WRITTEN BY SAMANTHA JACOBS
Labor union membership may need to increase in order for workers to earn fair pay.
The assistant secretary for policy at the Department of Labor and chief economist for the AFL-CIO has been watching closely as the gap between the rich and the poor grows and workers demand higher wages.
“We’re getting close to being worse than what we were in the 1920s,” Dr. William E. Spriggs said.
The Bureau of Labor Statistics recently released a report showing that union membership was down to 12.2 percent for full-time workers and nearly six percent for part-time workers, falling from the previous year.
The United States has extremely low union membership rates, falling behind countries such as Italy, Argentina, the United Kingdom and Canada, according to the International Labor Organization.
“The correlation is actually quite high between union density in a state, and whether the state has a higher minimum wage than the federal minimum wage,” Spriggs said. “So this has spillover effects to non-union members.”
As tough as things are now, Spriggs urges that changes in the workforce today are not hopeless fights for better equality.
“As cocky as we tend to be about our current generation, we need to be reminded that the 19th and 20th century was far more dramatic than what we’re living through,” Spriggs said. “Just think about all of the innovations that came about at the end of the 19th and early 20th century; airplanes, X-ray machines, radio, telephone.”
The new jobs that were created by these inventions were not considered good jobs at first. It took years of fighting, unionization and striking for workers to get the compensation they craved.

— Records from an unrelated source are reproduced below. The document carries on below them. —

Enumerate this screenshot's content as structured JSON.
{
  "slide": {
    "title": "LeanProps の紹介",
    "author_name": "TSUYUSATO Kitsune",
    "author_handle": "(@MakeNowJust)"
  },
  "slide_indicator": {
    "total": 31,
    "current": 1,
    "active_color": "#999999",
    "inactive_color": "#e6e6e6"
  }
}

“Unions are the best way, and certainly that’s what we strive for, but some workers are outside of our labor laws and so they can’t organize in what would be recognized as unions,” Spriggs said.
Organizations such as “Fight for 15” have sprung up recently as workers push for a $15 minimum wage, but with declining union membership, this goal could be hard to achieve.
“I think that the hours that people work should increase a little bit more,” Wendy, a Catholic Social Services consumer and volunteer who asked that only her first name be included, said “The wage should increase because everything is going up, up, up but the hours and the income have not been up, up so we cannot catch up with that. So you never have enough.”
Race-wise, black workers had a higher union membership rate at 13.6 percent than workers who were white with a rate of 10.8 percent, according to the Bureau of Labor Statistics report.
“The boss can pick and choose on gender, he can pick and choose on race, he can pick and choose on religion, and unions form a way for workers to protect themselves from that type of behavior,” Spriggs said.
Wages among the workers in the same field should also be fair based on the job requirements and experience, but that does not usually happen.
“The pay gap between African Americans who are union members and those who are not is actually bigger than the pay gap between whites who are union members and who are not,” Spriggs said. “The union provides that protection against discrimination so there’s less discrimination in the union sector than in the nonunion sector.”